Republican presidential candidate and former President Donald Trump speaks at a campaign rally. nna_serena.seyfort

In his 90-minute speech, Trump declared that he looked better than the vice president, but then quickly switched to personal attacks on Harris, the first black woman among a major party's presidential candidates.

“People say be nice. Have you heard them laugh? That's the laugh of a madman. That's the laugh of a lunatic,” he said.

Trump said his allies had urged him to limit the insults: “'Please, sir, don't call her a lunatic.' But she is.”
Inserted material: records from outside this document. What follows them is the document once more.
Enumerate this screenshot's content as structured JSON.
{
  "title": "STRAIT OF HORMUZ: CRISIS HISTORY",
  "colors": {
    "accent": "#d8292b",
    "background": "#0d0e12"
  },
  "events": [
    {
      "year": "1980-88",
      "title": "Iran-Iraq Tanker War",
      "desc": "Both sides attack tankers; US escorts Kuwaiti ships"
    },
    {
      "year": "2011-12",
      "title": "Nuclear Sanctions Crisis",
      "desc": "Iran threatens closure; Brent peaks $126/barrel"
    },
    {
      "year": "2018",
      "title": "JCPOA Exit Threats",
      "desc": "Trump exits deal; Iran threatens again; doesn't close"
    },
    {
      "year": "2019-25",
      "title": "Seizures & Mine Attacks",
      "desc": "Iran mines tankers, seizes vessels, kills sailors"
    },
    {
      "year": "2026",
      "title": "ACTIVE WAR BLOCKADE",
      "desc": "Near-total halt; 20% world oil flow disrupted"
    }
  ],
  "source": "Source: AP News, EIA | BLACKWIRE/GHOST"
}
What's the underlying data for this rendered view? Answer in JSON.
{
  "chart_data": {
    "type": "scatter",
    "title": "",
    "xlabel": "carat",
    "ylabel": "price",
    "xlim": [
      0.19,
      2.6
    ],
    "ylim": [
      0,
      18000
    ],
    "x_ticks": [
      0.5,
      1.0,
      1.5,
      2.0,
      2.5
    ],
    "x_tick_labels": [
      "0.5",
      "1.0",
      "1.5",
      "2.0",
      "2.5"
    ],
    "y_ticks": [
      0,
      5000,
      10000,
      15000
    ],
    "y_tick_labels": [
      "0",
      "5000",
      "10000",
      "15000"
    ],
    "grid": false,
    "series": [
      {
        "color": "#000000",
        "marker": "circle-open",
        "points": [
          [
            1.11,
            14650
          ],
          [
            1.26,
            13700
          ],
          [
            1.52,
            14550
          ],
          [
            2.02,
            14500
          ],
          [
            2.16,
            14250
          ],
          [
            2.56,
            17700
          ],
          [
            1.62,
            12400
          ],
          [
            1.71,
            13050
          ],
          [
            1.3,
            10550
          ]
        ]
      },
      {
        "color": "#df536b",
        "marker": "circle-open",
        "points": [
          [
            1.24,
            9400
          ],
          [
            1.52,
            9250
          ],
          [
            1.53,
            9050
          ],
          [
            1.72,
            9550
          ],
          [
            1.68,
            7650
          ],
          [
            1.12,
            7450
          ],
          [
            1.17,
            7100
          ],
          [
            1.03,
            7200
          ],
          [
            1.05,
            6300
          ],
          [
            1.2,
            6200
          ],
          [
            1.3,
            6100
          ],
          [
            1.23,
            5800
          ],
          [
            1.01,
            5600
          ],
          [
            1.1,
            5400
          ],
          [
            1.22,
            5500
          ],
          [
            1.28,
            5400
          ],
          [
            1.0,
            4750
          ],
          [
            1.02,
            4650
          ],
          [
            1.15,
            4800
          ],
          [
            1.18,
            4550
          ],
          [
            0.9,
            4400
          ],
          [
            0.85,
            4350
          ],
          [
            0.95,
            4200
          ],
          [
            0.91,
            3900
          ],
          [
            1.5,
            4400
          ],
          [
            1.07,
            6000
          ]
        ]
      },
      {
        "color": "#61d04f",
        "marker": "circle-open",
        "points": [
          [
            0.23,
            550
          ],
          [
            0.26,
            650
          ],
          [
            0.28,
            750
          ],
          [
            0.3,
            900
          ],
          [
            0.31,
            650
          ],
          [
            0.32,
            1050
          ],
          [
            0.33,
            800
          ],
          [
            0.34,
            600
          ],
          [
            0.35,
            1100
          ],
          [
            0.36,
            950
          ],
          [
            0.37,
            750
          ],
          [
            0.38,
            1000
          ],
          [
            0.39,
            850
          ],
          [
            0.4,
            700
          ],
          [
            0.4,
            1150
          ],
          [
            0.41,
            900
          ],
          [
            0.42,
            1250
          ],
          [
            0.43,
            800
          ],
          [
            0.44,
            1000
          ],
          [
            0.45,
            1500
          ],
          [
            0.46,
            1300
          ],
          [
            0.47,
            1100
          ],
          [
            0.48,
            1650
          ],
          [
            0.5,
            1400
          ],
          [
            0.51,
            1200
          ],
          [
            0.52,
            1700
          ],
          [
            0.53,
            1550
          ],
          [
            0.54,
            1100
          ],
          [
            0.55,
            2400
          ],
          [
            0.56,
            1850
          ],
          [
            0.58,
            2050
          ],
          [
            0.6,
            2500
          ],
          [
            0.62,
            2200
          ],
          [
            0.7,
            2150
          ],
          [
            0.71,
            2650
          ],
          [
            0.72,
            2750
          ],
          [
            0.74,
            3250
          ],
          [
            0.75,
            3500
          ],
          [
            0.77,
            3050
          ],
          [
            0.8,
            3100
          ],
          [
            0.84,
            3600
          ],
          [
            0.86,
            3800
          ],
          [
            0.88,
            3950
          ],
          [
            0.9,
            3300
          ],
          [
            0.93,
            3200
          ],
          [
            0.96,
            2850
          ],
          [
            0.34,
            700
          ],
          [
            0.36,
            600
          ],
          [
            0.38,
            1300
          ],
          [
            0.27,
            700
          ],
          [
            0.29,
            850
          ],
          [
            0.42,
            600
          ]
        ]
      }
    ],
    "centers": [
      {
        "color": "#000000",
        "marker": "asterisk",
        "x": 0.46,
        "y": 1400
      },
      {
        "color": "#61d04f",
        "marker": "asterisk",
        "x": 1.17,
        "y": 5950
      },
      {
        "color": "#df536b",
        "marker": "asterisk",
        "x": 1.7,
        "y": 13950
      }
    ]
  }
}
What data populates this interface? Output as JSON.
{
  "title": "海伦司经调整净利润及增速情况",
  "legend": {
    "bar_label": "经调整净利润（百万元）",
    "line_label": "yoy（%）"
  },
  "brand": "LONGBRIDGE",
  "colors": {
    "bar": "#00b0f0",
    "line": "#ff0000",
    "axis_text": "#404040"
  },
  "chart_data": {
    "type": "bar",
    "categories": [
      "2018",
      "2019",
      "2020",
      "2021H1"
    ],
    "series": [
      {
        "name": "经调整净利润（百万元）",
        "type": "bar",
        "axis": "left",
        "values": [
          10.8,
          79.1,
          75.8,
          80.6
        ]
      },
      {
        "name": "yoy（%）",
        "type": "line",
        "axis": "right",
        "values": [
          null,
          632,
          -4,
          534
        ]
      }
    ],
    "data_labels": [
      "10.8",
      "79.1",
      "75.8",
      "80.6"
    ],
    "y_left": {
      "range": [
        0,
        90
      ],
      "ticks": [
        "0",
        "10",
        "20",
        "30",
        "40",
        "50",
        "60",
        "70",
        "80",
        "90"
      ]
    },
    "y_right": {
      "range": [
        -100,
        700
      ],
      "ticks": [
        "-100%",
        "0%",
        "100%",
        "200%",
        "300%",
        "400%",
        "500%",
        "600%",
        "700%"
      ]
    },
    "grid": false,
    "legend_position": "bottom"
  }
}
That approach has unsettled some Republicans and prompted the former president to focus more on issues like the economy and immigration, which voters say are central to their decision in November and where polls show Trump has the edge.

Harris unveiled an economic program earlier this week that would combat the burden of inflation with extensive new subsidies and tax breaks for poor and middle-class Americans. Trump has attacked that program as “communist,” and allies said Harris' initiatives to combat price gouging at grocery stores and provide a $25,000 subsidy for first-time home buyers would only fuel inflation.

She will also campaign in Pennsylvania this weekend and is planning a bus tour that will begin in Pittsburgh on Sunday. Her running mate, Minnesota Governor Tim Walz, and their spouses will join her ahead of the Democratic National Convention next week in Chicago, where they will accept their nominations.

Pennsylvania is one state where Harris' arrival has re-aligned the race. Trump narrowly won the state in 2016 – by less than a percentage point – and lost in another close race in 2020, this time by just over a percentage point.